After surviving a bizarre first half in which the Mountaineers somehow got out of their own way long enough to take a 14-7 lead, West Virginia dominated old rival Pitt in the second half and went on to a convincing 35-10 win in Friday's chilly 103rd Backyard Brawl.

Now for WVU, it's time to root for Cincinnati today - or South Florida in a week - to knock off Connecticut. If that happens West Virginia (8-3 overall, 4-2 Big East) will be in position to earn the Big East's automatic BCS bowl berth with a win next weekend over free-falling Rutgers.

This from a team that less than a month ago was 1-2 in the Big East and all but written off. But Sanders, who in early August was incensed that Pitt was chosen by the league's coaches to win the conference, never wavered.

"We knew we were the best team before the season started,'' said Sanders, who along the way Friday caught four passes for 70 yards and broke David Saunders' school record for career receptions. "We just needed to back it up.

"Hands down, yes [we are the best team in the league]. We had a couple of stumbles, that's all.''

It is those stumbles, of course, that now put the Mountaineers in the precarious position of having to scoreboard-watch to see if they have a chance to earn the BCS bowl berth, almost certainly the Jan. 1 Fiesta Bowl. If Connecticut (6-4, 3-2) wins out, the Huskies trump both Pitt (6-5, 4-2) and WVU in the BCS tiebreakers because they beat both.

"Oh, I'll be watching every minute of it,'' linebacker J.T. Thomas said of today's noon game between UConn and Cincinnati in East Hartford, Conn. The Huskies also play at South Florida a week from today.
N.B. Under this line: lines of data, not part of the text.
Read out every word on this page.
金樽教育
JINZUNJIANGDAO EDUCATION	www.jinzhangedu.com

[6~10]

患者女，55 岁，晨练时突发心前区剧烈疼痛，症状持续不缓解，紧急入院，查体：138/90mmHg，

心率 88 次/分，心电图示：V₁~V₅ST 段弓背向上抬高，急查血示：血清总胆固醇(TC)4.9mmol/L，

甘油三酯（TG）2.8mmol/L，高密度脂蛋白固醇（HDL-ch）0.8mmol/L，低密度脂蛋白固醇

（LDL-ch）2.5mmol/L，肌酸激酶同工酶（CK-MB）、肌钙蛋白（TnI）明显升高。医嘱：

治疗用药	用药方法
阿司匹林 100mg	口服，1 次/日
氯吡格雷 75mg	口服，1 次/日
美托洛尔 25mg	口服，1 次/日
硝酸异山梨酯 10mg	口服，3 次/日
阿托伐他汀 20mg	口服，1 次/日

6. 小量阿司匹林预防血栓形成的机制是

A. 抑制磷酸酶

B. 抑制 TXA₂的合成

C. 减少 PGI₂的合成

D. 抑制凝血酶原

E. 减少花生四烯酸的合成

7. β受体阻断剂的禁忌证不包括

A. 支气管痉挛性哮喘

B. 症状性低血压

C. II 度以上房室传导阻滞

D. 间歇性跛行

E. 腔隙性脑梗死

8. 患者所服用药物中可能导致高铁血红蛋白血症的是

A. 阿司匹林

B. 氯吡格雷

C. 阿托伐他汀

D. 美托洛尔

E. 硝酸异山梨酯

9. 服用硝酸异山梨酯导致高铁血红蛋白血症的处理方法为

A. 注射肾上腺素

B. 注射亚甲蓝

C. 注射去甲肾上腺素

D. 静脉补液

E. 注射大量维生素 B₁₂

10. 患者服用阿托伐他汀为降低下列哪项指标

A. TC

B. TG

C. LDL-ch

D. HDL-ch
For now, though, the Mountaineers will bask in the glow of a Backyard Brawl that didn't come down to the final seconds for the first time in four years. Pitt had won two of those nail-biters, including the 13-9 win in 2007 that knocked WVU out of the national championship game. West Virginia won last year on Tyler Bitancurt's walk-off field goal.

"It feels even better to really, really beat them,'' said Thomas. "We finally put our foot down on them.''

Indeed, but it took a while, and there were times throughout most of the first half when it appeared that any rout on this day would go in the other direction. In the first half, Pitt was so dominant that the Panthers had almost unfathomable edges in plays (45-16), time of possession (22:34-7:26), total yards (205-75) and rushing yards (76-16). With the exception of one play, the Panthers outgained West Virginia through the air 129-11 before halftime.

None of that mattered, though, because of three Pitt turnovers and that one WVU pass play. The first turnover was Brandon Hogan's first-series interception and return to the Pitt 2, which set up Ryan Clarke's 2-yard run and a 7-0 West Virginia lead.

The second turnover didn't produce and points, but it saved some. Terrence Garvin's fumble return to near midfield came after Pitt had gotten the ball inside the Mountaineer 20 before Dion Lewis coughed it up.

The last turnover, a Ray Graham fumble near midfield that Hogan recovered, set up Noel Devine's 48-yard catch and run of a swing pass that put the ball at the Pitt 2. Smith hit tight end Will Johnson all alone in the end zone on a play-action pass to break a 7-all tie.